On his third day on the witness stand, an RCMP mole testified that one of the men viewed the other as a do-nothing braggart.
The trial had previously heard how the leader of the group boasted about importing crates of high-powered weapons that never materialized, and also talked about attacking Canadian targets such as the Parliament Buildings and beheading politicians.
"He really didn't have much to show for it,'' informant Mubin Shaikh cited the one man as saying of the other's talk.
He felt the other man was "exaggerating, blatantly lying about things,'' Shaikh testified.
At the same time, the second man viewed the first as a weakling whose loss to the cause was no big deal.
"He's a weak link.
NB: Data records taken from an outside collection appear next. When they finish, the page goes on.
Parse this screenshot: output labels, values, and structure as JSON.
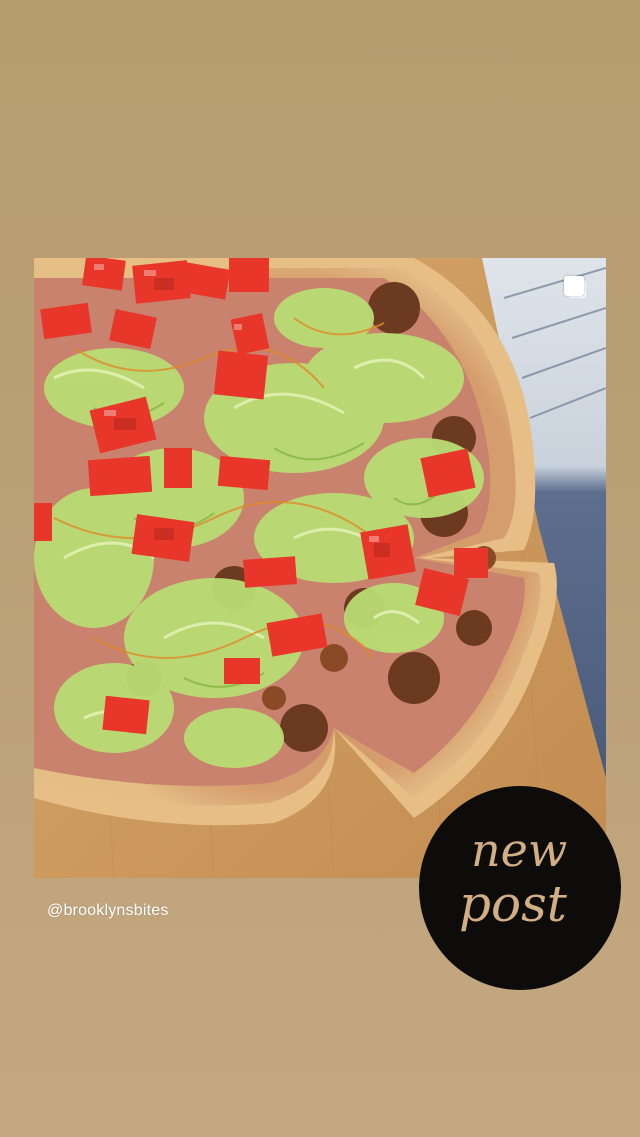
{
  "story": {
    "background_color": "#b9a075",
    "post": {
      "username": "@brooklynsbites",
      "image_description_icon": "multiple-images-icon"
    },
    "sticker": {
      "line1": "new",
      "line2": "post",
      "background_color": "#0d0c0b",
      "text_color": "#d2ae85"
    }
  }
}
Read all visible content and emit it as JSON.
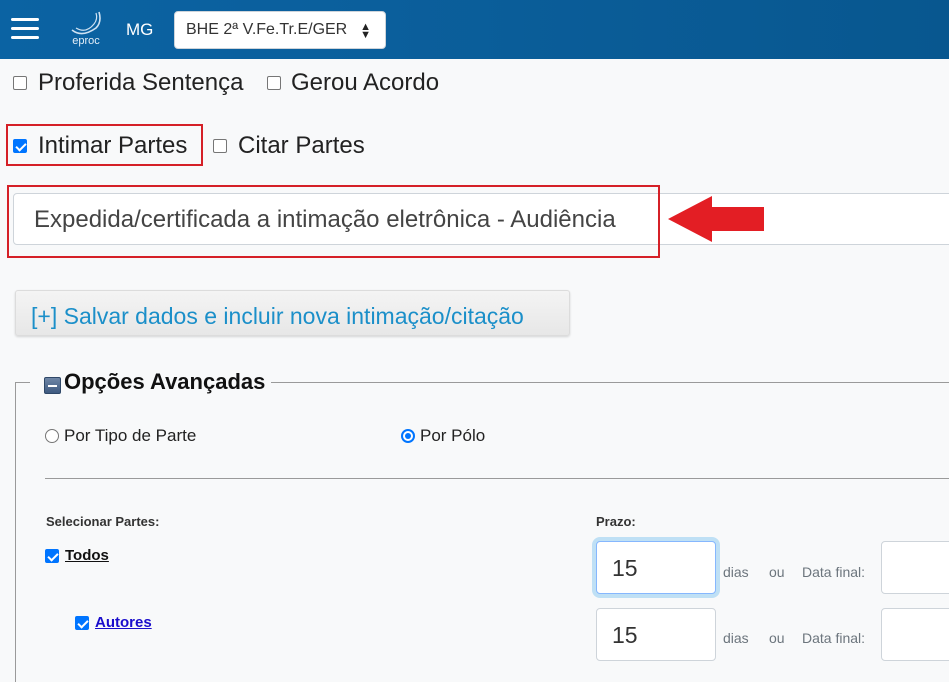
{
  "header": {
    "state": "MG",
    "logo_text": "eproc",
    "unit_select": "BHE 2ª V.Fe.Tr.E/GER"
  },
  "checkboxes_row1": [
    {
      "label": "Proferida Sentença",
      "checked": false
    },
    {
      "label": "Gerou Acordo",
      "checked": false
    }
  ],
  "checkboxes_row2": [
    {
      "label": "Intimar Partes",
      "checked": true
    },
    {
      "label": "Citar Partes",
      "checked": false
    }
  ],
  "event_text": "Expedida/certificada a intimação eletrônica - Audiência",
  "save_button": "[+] Salvar dados e incluir nova intimação/citação",
  "advanced": {
    "title": "Opções Avançadas",
    "options": [
      {
        "label": "Por Tipo de Parte",
        "checked": false
      },
      {
        "label": "Por Pólo",
        "checked": true
      }
    ],
    "select_parts_label": "Selecionar Partes:",
    "prazo_label": "Prazo:",
    "rows": [
      {
        "party": "Todos",
        "checked": true,
        "prazo": "15",
        "days": "dias",
        "or": "ou",
        "date_label": "Data final:"
      },
      {
        "party": "Autores",
        "checked": true,
        "prazo": "15",
        "days": "dias",
        "or": "ou",
        "date_label": "Data final:"
      }
    ]
  },
  "colors": {
    "header": "#0b63a3",
    "highlight": "#d52027",
    "link_blue": "#1b8fc9",
    "checkbox": "#0075ff"
  }
}
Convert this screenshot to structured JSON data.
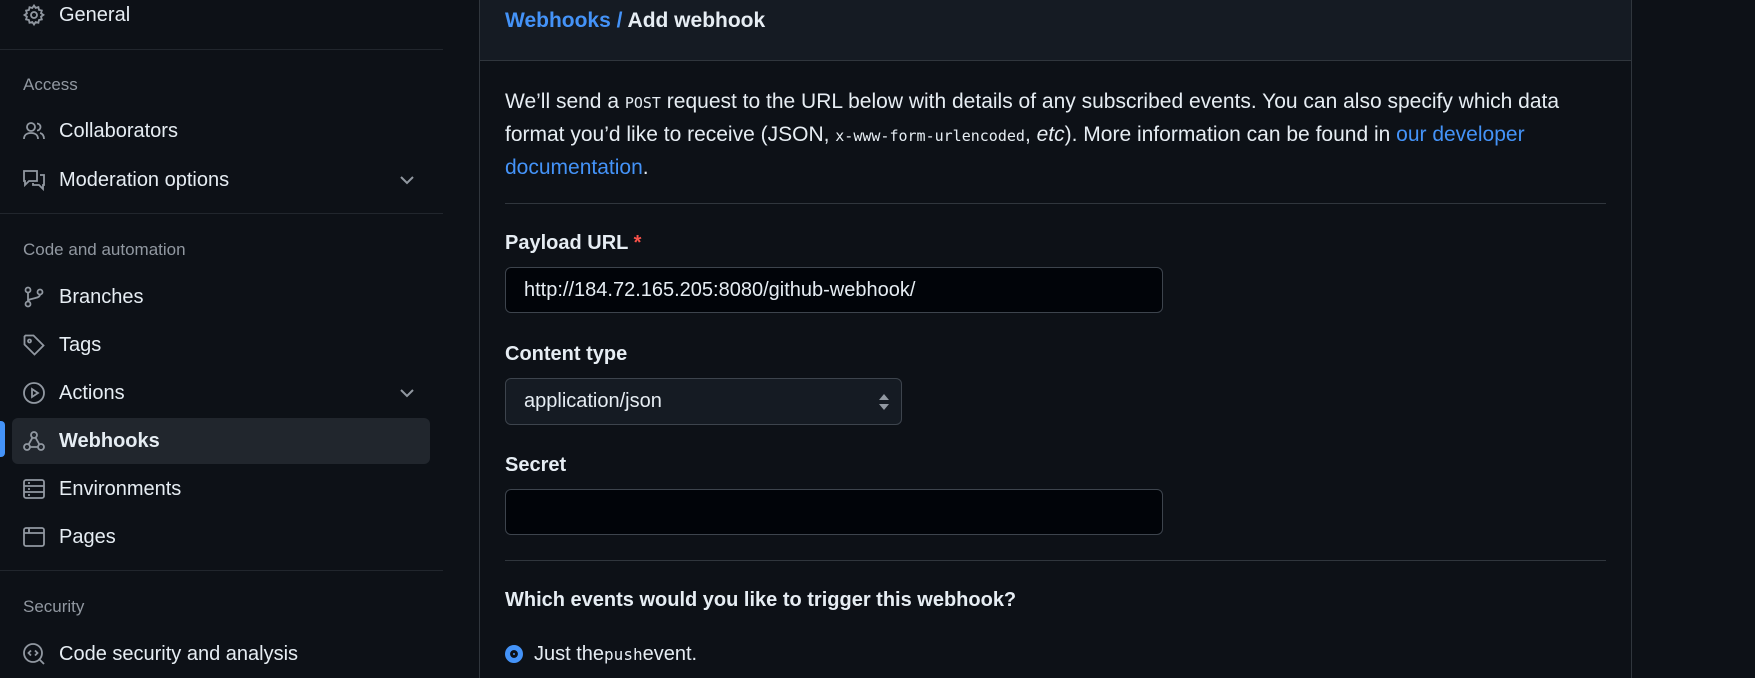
{
  "sidebar": {
    "general": "General",
    "access_title": "Access",
    "collaborators": "Collaborators",
    "moderation": "Moderation options",
    "code_title": "Code and automation",
    "branches": "Branches",
    "tags": "Tags",
    "actions": "Actions",
    "webhooks": "Webhooks",
    "environments": "Environments",
    "pages": "Pages",
    "security_title": "Security",
    "code_security": "Code security and analysis"
  },
  "breadcrumb": {
    "parent": "Webhooks",
    "separator": " / ",
    "current": "Add webhook"
  },
  "description": {
    "p1": "We’ll send a ",
    "code1": "POST",
    "p2": " request to the URL below with details of any subscribed events. You can also specify which data format you’d like to receive (JSON, ",
    "code2": "x-www-form-urlencoded",
    "p3": ", ",
    "em": "etc",
    "p4": "). More information can be found in ",
    "link": "our developer documentation",
    "p5": "."
  },
  "form": {
    "payload_label": "Payload URL",
    "required_mark": "*",
    "payload_value": "http://184.72.165.205:8080/github-webhook/",
    "content_type_label": "Content type",
    "content_type_value": "application/json",
    "secret_label": "Secret",
    "secret_value": ""
  },
  "events": {
    "question": "Which events would you like to trigger this webhook?",
    "just_the": "Just the ",
    "push_code": "push",
    "event": " event."
  },
  "colors": {
    "accent": "#4493f8",
    "required": "#f85149",
    "background": "#0d1117"
  }
}
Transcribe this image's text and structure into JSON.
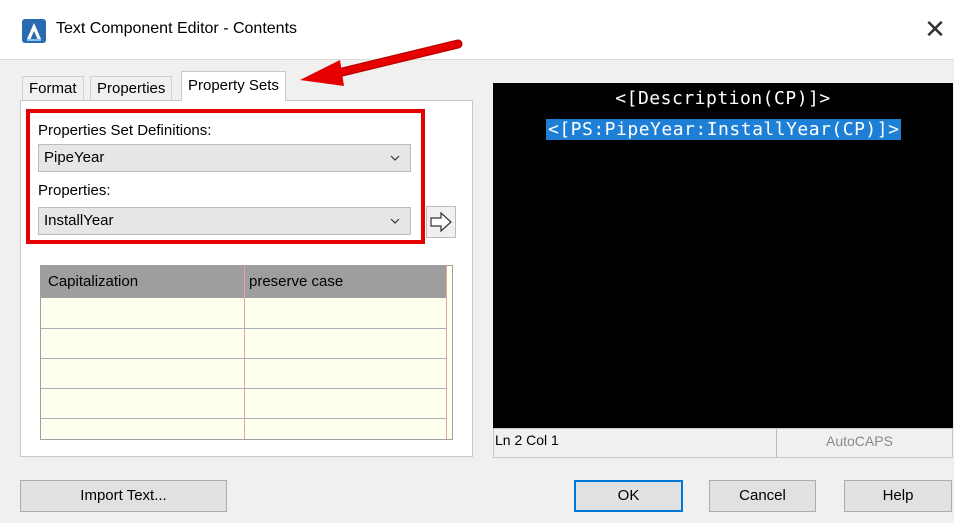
{
  "window": {
    "title": "Text Component Editor - Contents",
    "close_glyph": "✕"
  },
  "tabs": [
    {
      "label": "Format",
      "active": false
    },
    {
      "label": "Properties",
      "active": false
    },
    {
      "label": "Property Sets",
      "active": true
    }
  ],
  "property_sets": {
    "definitions_label": "Properties Set Definitions:",
    "definitions_value": "PipeYear",
    "properties_label": "Properties:",
    "properties_value": "InstallYear"
  },
  "grid": {
    "columns": [
      "Capitalization",
      "preserve case"
    ]
  },
  "preview": {
    "line1": "<[Description(CP)]>",
    "line2": "<[PS:PipeYear:InstallYear(CP)]>"
  },
  "status": {
    "position": "Ln 2 Col 1",
    "mode": "AutoCAPS"
  },
  "buttons": {
    "import": "Import Text...",
    "ok": "OK",
    "cancel": "Cancel",
    "help": "Help"
  },
  "icons": {
    "app": "autocad-a-icon",
    "insert_arrow": "right-arrow-icon",
    "dropdown": "chevron-down-icon"
  },
  "colors": {
    "highlight": "#e60000",
    "selection": "#1e7fd6",
    "preview_bg": "#000000",
    "ok_border": "#0078d7"
  }
}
Screw him, we don't need him,'' Shaikh quoted the man as saying of the other.
"If you're in this line of work, you're bound to get some heat coming your way.''
Neither of the alleged leaders can be identified by court order. The identity of the accused, who is now 20, is also protected because he was 17 at the time of his alleged terror-related offences, to which he has pleaded not guilty.
The accused, arrested with 17 others in the summer of 2006, is on trial for what police allege was a terrorist plot. The arrests and allegations garnered worldwide attention.
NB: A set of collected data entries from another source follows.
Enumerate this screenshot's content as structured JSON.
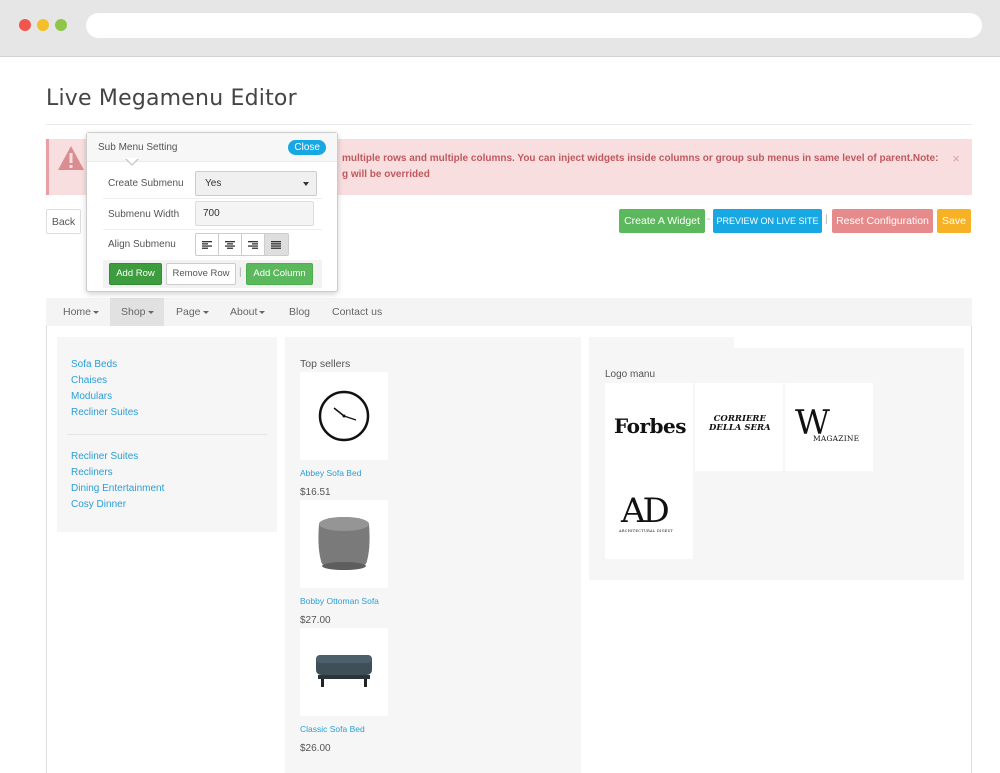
{
  "page": {
    "title": "Live Megamenu Editor"
  },
  "alert": {
    "line1": "multiple rows and multiple columns. You can inject widgets inside columns or group sub menus in same level of parent.Note:",
    "line2": "g will be overrided",
    "close": "×"
  },
  "toolbar": {
    "back": "Back",
    "create_widget": "Create A Widget",
    "separator_dash": "-",
    "preview": "PREVIEW ON LIVE SITE",
    "separator_bar": "|",
    "reset": "Reset Configuration",
    "save": "Save"
  },
  "nav": {
    "items": [
      {
        "label": "Home",
        "dropdown": true
      },
      {
        "label": "Shop",
        "dropdown": true,
        "active": true
      },
      {
        "label": "Page",
        "dropdown": true
      },
      {
        "label": "About",
        "dropdown": true
      },
      {
        "label": "Blog",
        "dropdown": false
      },
      {
        "label": "Contact us",
        "dropdown": false
      }
    ]
  },
  "megamenu": {
    "group1": [
      "Sofa Beds",
      "Chaises",
      "Modulars",
      "Recliner Suites"
    ],
    "group2": [
      "Recliner Suites",
      "Recliners",
      "Dining Entertainment",
      "Cosy Dinner"
    ],
    "top_sellers": {
      "heading": "Top sellers",
      "products": [
        {
          "name": "Abbey Sofa Bed",
          "price": "$16.51",
          "image": "wall-clock"
        },
        {
          "name": "Bobby Ottoman Sofa",
          "price": "$27.00",
          "image": "pouf-ottoman"
        },
        {
          "name": "Classic Sofa Bed",
          "price": "$26.00",
          "image": "footstool"
        }
      ]
    },
    "logos": {
      "heading": "Logo manu",
      "items": [
        {
          "name": "Forbes",
          "text": "Forbes"
        },
        {
          "name": "Corriere della Sera",
          "line1": "CORRIERE",
          "line2": "DELLA SERA"
        },
        {
          "name": "W Magazine",
          "letter": "W",
          "text": "MAGAZINE"
        },
        {
          "name": "Architectural Digest",
          "letters": "AD",
          "text": "ARCHITECTURAL DIGEST"
        }
      ]
    }
  },
  "popover": {
    "title": "Sub Menu Setting",
    "close": "Close",
    "create_submenu_label": "Create Submenu",
    "create_submenu_value": "Yes",
    "width_label": "Submenu Width",
    "width_value": "700",
    "align_label": "Align Submenu",
    "align_options": [
      "align-left-icon",
      "align-center-icon",
      "align-right-icon",
      "align-justify-icon"
    ],
    "add_row": "Add Row",
    "remove_row": "Remove Row",
    "separator": "|",
    "add_column": "Add Column"
  },
  "colors": {
    "accent_blue": "#17a8e3",
    "green": "#5cb85c",
    "danger_bg": "#f8dedf",
    "reset": "#e78a8c",
    "save": "#f7b125",
    "link": "#2a9fd6"
  }
}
Since then, however, charges against seven of those arrested have either been withdrawn or stayed.
The young accused is the first to stand trial.
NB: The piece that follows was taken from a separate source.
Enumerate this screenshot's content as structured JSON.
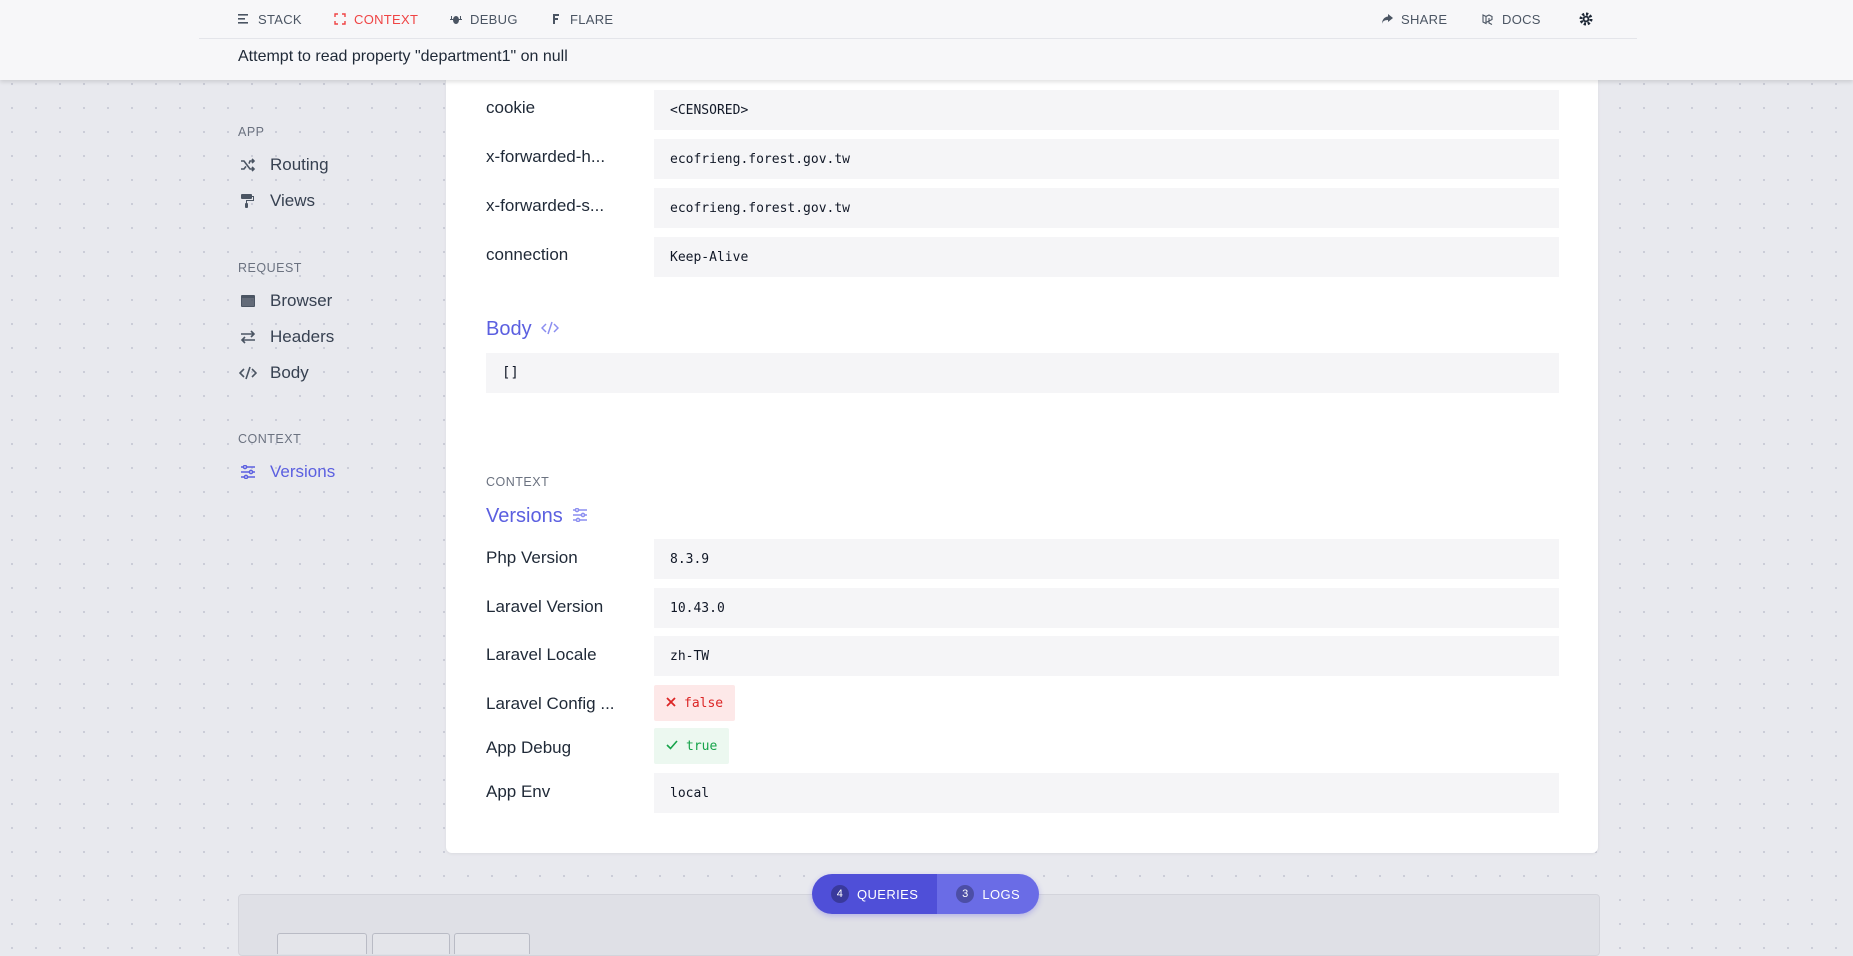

During a wiretapped conversation played for the court Friday, the young man expressed interest to Shaikh about going to fight in Iraq against the U.S.-led coalition, but seemed to have little idea of the logistics in even getting there.
"I dismissed him,'' said Shaikh, who was paid more than $300,000 to infiltrate the group.
Shaikh also told Ontario Superior Court Justice John Sproat that the two leaders appeared to become increasingly wary about what he was up to.
"You look like a spy,'' one of the men said to him.
However, he said, they seemed more concerned that he was working for the other faction than for the police.
Court also heard how one of the leaders claimed that two Americans from Georgia, who were charged in the U.S. with plotting terrorism in Toronto, had stayed with him for two weeks. He also said he knew another suspect detained in Bangladesh.
"(He) was really freaked out. He said he knew the guy,'' Shaikh testified.
An al-Qaida propaganda video of Osama bin Laden praising the terrorist hijackers responsible for the 9/11 attacks on the United States, as well as attacks on Riyadh, Saudi Arabia, was played for the court.
The material was typical of the kind one of the group's leaders would hand out on a computer disc as a recruiting tool, Shaikh said.